What makes a deal a deal? There are a few requirements an agreement has to meet in order to be considered valid from a legal standpoint. One of the main components is called “consideration.” It’s the simple idea that you can’t get something for nothing (or at least that you don’t need a contract for it). Every agreement between you and some other person or entity has to be an exchange you both benefit from in some material way.
For example, a contract in which one person promises to give someone else a gift wouldn’t meet the consideration requirement because a person receiving a gift isn’t obligated to offer something of value in return. Of course, the person giving the gift might in fact get something in return (a sense of satisfaction at making someone they care about happy, for instance), but it’s not a material benefit, so that contract, in addition to being silly, would also be unenforceable.
Something for Nothing?
The concept of reciprocity is so embedded in our understanding of the purpose of deals that consideration in a contract almost seems redundant. Why would someone sign a contract if they weren’t getting anything out of it?

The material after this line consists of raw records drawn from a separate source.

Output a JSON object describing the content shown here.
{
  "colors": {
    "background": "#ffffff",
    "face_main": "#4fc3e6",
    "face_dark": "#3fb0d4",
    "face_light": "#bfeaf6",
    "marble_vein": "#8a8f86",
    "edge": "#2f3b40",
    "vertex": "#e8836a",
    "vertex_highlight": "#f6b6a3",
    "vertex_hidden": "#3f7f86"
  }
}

The answer is that they probably don’t know the agreement isn’t valid, and whoever drew up the illegal document was either equally clueless (it happens—sigh), or sleazily banking on the other side’s ignorance (it definitely happens—grrr!). Still, you may be thinking that it’s unlikely a person could be duped into signing a contract that didn’t offer them something of value—even if they didn’t know it was illegal, wouldn’t they just be like f*%k that?
Not necessarily. Here is a classic example related to “non-compete” agreements, which restrict employees from working for a company’s competitors soon after leaving their current position. If language around non-competition is included in a hiring contract (what you sign when you join the team), it’s all on the up and up. You are offering not to compete for a period of time after leaving the company, and the company is offering you a hiring package (compensation, benefits, etc). Both are of value, and can be understood in or translated into monetary terms. Consideration achieved.
But sometimes companies will ask employees they have already hired to sign non-compete agreements that stand alone (that aren’t connected to hiring contracts and thus to compensation packages). Unless the company is offering additional money or some other kind of material benefit in the context of this new request, this amounts to an attempt to extract a one-sided promise from an employee. How inconsiderate! It’s not an exchange, so it’s not a contract. But most people think they have to do or sign whatever their employer asks, so this kind of shady business is rarely challenged.
Better Deals Through Consideration
Since contracts are really just relationships, it’s no surprise that the element of reciprocity is considered fundamental to what makes a deal a deal. But, just like we need to beware of relationships where one person is taking and the other is giving, so too do we have to be on the lookout for one-sided deals in which little or nothing is truly being exchanged. Really, when it comes to creating quality deals (and relationships), it doesn’t take much: just a little consideration.